Although M. Ward has been making acclaimed alt-country/folk for a decade or so, he’s still best known for his work with others.  Even his last solo record, Post-War, only got mainstream attention after Ward played guitar in support of Conor Oberst (Bright Eyes) on Late Night with David Letterman in 2004, and Oberst shouted, “M. Ward for President!”  Ward has worked with a who’s-who of bigger solo indie-folk artists, from Oberst’s Cassadega (QRO review) to ladies like Cat Power (QRO live review), Beth Orton, Jenny Lewis (QRO album review), and, most recently, teaming up with actress Zooey Deschanel (Elf, Yes Man) as She & Him last year with Volume One (QRO review).  But now Ward returns to himself with his first solo record in three years, Hold Time, and seems only better for the wear.

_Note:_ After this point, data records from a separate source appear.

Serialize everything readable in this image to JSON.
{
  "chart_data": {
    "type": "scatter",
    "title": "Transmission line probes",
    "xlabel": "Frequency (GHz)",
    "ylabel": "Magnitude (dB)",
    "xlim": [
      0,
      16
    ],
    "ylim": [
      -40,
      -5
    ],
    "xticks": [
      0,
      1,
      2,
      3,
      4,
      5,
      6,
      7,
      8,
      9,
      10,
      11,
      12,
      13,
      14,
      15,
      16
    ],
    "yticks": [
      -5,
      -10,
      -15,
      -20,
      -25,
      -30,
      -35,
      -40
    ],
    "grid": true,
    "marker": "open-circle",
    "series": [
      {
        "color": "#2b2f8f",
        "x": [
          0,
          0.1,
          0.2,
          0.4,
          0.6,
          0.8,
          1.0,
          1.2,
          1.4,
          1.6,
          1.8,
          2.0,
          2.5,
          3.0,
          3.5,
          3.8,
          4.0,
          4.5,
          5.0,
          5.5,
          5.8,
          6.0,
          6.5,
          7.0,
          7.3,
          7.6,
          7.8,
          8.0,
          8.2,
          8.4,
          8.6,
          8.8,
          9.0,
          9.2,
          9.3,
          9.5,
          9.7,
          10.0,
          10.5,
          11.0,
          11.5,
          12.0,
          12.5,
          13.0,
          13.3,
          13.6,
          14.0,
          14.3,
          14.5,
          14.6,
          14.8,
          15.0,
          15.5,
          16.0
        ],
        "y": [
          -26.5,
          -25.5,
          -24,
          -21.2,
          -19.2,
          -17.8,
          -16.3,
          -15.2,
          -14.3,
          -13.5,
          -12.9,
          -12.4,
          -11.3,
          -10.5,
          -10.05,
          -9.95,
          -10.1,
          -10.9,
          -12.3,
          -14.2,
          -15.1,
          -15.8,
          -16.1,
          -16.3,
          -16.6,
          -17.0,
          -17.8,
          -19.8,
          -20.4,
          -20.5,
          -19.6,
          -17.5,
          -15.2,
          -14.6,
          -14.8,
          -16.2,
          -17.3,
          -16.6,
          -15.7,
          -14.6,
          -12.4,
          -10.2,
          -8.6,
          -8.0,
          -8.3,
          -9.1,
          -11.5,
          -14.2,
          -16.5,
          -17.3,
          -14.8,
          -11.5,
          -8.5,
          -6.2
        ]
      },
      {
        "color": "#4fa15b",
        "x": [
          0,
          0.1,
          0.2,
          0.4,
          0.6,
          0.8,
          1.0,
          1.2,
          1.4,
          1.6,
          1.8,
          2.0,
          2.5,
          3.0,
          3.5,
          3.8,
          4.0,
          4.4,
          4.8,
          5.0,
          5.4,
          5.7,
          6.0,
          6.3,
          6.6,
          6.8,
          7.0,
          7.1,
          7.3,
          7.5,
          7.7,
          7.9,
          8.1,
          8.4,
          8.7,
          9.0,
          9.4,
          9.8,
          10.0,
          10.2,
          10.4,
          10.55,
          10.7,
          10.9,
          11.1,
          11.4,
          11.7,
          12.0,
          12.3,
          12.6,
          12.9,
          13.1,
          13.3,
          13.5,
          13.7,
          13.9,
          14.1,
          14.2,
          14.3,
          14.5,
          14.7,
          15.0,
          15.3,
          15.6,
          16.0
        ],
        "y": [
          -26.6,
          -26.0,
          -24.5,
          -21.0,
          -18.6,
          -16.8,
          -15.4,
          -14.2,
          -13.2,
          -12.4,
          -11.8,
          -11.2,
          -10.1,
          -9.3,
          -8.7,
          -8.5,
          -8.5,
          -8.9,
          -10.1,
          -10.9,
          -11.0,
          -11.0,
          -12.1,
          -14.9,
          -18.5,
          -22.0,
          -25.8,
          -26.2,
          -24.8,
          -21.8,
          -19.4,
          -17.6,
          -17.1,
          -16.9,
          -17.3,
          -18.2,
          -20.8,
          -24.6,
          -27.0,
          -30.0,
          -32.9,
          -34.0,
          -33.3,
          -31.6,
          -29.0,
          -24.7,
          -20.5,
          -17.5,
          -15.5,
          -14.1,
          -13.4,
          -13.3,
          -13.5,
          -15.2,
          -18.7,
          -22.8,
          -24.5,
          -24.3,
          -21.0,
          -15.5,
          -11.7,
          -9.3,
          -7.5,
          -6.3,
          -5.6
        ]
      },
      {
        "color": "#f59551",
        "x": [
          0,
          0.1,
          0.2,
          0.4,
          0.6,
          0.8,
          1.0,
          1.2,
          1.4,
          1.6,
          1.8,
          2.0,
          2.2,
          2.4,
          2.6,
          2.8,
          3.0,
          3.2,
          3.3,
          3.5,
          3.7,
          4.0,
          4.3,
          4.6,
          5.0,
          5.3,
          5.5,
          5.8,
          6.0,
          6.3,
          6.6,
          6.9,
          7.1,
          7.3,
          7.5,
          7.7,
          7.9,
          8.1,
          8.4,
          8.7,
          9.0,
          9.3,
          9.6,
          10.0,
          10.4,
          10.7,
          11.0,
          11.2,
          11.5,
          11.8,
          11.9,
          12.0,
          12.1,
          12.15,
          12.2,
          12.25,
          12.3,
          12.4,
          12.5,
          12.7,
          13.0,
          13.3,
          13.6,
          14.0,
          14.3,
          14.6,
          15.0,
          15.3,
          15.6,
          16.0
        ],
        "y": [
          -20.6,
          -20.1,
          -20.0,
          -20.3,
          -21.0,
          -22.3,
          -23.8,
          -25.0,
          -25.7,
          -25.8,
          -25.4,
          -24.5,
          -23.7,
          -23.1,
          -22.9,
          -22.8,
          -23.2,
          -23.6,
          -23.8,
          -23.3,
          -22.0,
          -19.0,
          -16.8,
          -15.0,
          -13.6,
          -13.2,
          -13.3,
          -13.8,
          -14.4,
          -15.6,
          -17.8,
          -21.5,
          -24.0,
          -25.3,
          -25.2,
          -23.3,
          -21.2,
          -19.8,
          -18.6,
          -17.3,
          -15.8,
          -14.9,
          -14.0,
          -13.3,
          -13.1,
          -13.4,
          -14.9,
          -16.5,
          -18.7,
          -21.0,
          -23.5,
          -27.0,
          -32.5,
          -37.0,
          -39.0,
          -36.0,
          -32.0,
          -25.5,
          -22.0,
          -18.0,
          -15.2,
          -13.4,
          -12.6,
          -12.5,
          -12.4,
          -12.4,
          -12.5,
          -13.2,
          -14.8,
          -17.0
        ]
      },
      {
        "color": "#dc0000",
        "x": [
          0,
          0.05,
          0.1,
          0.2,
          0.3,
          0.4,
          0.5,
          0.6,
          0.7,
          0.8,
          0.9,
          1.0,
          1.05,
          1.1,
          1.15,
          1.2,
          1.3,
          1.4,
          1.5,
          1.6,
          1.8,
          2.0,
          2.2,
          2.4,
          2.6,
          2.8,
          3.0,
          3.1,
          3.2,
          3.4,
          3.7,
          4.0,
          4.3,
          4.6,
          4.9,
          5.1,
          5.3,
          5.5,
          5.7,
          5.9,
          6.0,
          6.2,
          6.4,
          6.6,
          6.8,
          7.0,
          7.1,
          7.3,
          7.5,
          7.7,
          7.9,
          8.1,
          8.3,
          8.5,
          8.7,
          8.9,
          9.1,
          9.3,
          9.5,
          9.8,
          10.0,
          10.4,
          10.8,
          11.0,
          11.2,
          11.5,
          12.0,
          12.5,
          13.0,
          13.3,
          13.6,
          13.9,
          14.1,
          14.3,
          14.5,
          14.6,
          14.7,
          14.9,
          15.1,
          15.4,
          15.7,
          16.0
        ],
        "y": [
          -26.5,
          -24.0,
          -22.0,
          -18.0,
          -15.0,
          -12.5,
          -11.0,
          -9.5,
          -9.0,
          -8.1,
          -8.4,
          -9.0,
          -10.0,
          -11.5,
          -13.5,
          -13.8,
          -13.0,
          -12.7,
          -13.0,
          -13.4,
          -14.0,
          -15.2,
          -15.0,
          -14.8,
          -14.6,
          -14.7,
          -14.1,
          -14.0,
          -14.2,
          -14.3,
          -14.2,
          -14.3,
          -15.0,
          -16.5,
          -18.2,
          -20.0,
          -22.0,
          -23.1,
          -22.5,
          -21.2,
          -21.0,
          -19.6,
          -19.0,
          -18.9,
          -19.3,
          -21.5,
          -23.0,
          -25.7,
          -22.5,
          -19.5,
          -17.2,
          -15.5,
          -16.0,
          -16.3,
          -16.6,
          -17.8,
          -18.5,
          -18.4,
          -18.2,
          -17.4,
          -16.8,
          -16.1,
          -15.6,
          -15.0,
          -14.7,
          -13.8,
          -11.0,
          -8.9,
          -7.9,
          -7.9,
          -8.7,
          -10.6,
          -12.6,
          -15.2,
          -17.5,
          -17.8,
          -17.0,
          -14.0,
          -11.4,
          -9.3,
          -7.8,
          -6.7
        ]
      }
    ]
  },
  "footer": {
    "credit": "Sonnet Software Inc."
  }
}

Not that Ward is entirely on his own, as he gets some contributing vocals on a few tracks, which happen to be some of the best.  Deschanel returns the favor (even though she’s marrying Benjamin Gibbard of Death Cab For Cutie – QRO album review) with backing vocals on the relaxed, dirty-blues charmer “Never Had Nobody Like You”, as well as on Ward’s nicely echoed and expanding cover of Buddy Holly’s “Rave On”.  Lucinda Williams duets with War on the stripped, slow-beat “Oh Lonesome Me”, whose carrying power makes it the best ‘meaningful’ song on Hold Time.  Unfortunately, Jason Lytle (of Grandaddy) gets a bit lost in the too pressing “To Save Me”, whose speed makes it a bit muddled.

Mostly, though, this is Ward’s record, and Ward’s alone (even those pieces mentioned above are really him with someone else, just helping out), and he seems in a good mood – certainly in higher spirits than the ruminating Post-War.  Ward combines laid-back charm with blues-y twang and just the right amount of low-tech echo-fuzz on such tracks as “Jailbird”, “Stars of Leo”, “Fisher of Men”, “Epistemology”, and “Blake’s View”.  Being a solo piece of work, Ward does jam a little too much on the record, whose fourteen tracks include a few nice-but-simple stripped pieces (“One Hundred Million Years”, the Hawaiian “Shangri-La”), some gospel-ish godly material (opener “For Beginners” and the wry-bright “Blake’s View”), a ‘not what he does best’ slow orchestral title track, and a guitar echo-blues instrumental outro.

In the past few years, M. Ward has become something like the ‘Dr. Dre of alt-country/folk’: better known and regarded for his work with others than for his own.  But that experience seems to have enlivened Ward, not drawn him down, and he stands out on Hold Time.